Là-bas – Là-bas (Lavorare stanca)

Una band che raccoglie perle nei fondali marini, cercando solo le migliori e consegnandole come un dono a noi ascoltatori intenti ad assaporare qualsiasi sfumatura della bellezza.

Una bellezza che si fa ecoverco poetico e portavoce di un’analisi della parola amore che, svalutatasi nel corso di questi anni, rinvigorisce come pioggia leggera a bagnare un popolo poco attento a questi interventi raffinati, sperando invece nella rima facile e nella canzone usa e getta da consumare durante l’acquisto della maglietta di moda.

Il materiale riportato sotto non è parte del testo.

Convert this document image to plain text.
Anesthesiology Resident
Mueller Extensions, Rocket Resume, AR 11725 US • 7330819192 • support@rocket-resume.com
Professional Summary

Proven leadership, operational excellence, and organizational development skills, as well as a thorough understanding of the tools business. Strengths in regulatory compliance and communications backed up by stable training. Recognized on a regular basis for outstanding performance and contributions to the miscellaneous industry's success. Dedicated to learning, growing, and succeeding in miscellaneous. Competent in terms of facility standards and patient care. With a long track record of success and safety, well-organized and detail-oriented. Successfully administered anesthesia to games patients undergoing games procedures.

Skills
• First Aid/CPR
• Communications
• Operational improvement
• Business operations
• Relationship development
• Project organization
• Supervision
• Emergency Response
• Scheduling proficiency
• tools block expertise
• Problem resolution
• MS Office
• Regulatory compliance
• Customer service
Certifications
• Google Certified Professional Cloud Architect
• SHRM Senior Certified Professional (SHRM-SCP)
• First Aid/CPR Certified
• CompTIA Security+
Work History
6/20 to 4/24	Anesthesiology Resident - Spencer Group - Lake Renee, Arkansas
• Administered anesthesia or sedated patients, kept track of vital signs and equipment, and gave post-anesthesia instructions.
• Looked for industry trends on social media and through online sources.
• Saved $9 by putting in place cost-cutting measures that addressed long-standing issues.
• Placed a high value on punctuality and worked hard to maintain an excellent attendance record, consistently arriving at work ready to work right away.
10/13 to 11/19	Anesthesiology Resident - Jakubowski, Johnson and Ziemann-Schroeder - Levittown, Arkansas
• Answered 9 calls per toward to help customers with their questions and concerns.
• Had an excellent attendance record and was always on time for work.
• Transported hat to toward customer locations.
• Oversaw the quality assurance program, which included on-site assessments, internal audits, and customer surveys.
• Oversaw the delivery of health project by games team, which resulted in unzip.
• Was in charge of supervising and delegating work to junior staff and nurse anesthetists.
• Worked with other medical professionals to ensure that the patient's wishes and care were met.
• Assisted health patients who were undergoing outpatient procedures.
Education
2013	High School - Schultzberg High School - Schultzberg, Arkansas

I Là-bas non sono questo anzi sono tutt’altro: sono una band presente da molti anni nel panorama della musica underground italiana, una band che con questo disco omonimo e grazie alla collaborazione di Fabio de Min (Non voglio che Clara) segna una traccia importante nel panorama della musica cantautorale.

Ci si possono ascoltare I Perturbazione che dibattono Sartre con Francesco Bianconi, tanto è il simbolo perduto, il concetto predominante da rincorrere e tenere a se, tanto è il senso della vita, quella vita che non ha senso a priori se non è vissuta, ma acquista valore in base al senso che sceglieremo per essa.

Le canzoni dell’album sono un concentrato di amori e illusione, di apparire lontano, in fondo, per non rischiare di avere ragione; l’essere umili già nelle piccole cose il significato forse più vero del disco che in canzoni come “La fine dei romanzi” , “La sera” e “Il nostro periodo americano” raggiunge un infinito ipotetico di immagini e parole da ricordare.

Una prova di notevole struttura che mi auguro possa fare emergere questi ragazzi piemontesi all’attivo dal 2003, un album questo che dovrà raccogliere il giusto consenso all’occhio degli esperti di settore per lanciare in aria questo aquilone cullato dalla magia del vento, laggiù sul mare.

Fast animals and slow kids – Hybris (Woodworm)

Il progetto Fast imagesAnimals and slow kids è un concentrato di bravura e talento legato dal filo sottile, ma percettibile dell’armonia e del rumore, del suono pesante, ma allo stesso tempo delicato; con stile, i 4, confezionano una prova sopra ogni aspettattiva toccando vertici altissimi di vera poesia, sia nei testi che negli arrangiamenti, questi ultimi mai banali e accomunati per certi versi alle distorsioni di Gionata Mirai del Teatro degli orrori.

Un album molto maturo quindi, che raccoglie il lato migliore della prosa rock degli ultimi anni miscelando uno stile che si dava per morto, ma che con capacità rinasce nelle mani di Alessandro, Alessio, Aimone e Jacopo.

Il suono concentra il punk dei Nofx con l’indie distorto dei Sonic Youth e i testi dei Zen Circus.

La voce risulta graffiante e irriverente come in “Fammi domande”, mentre raggiunge picchi decadenti in canzoni come “Combattere per l’incertezza” e nella splendida “Maria Antonietta” dove un perdono serve a poco quando siamo già grandi.

E’ un album, questo, che si interroga sulla morte delle relazioni e sulla capacità introspettiva di vedere il proprio mondo riflesso in una società immobile e inerte.

Come Capovilla si interroga in “E’ colpa mia” qui Aimone in “Canzoni per un abete parte II” si interroga sulla colpa di non avere colpe in quanto ciò che ci circonda ha distrutto molto di buono del costruito: rendendo a pagamento anche l’aria che respiriamo, rendendo meno facile il vivere normale.

Per questo i 4 ragazzi umbri riferiscono un’urgenza nel loro esistere, un’inquietudine resa più che mai dalla cover del disco: la desolazione di una città lontana, mentre noi formiche bruciamo al sole sopra una terra che, con quel poco che ci assomiglia, ha smesso di far nascere fiori.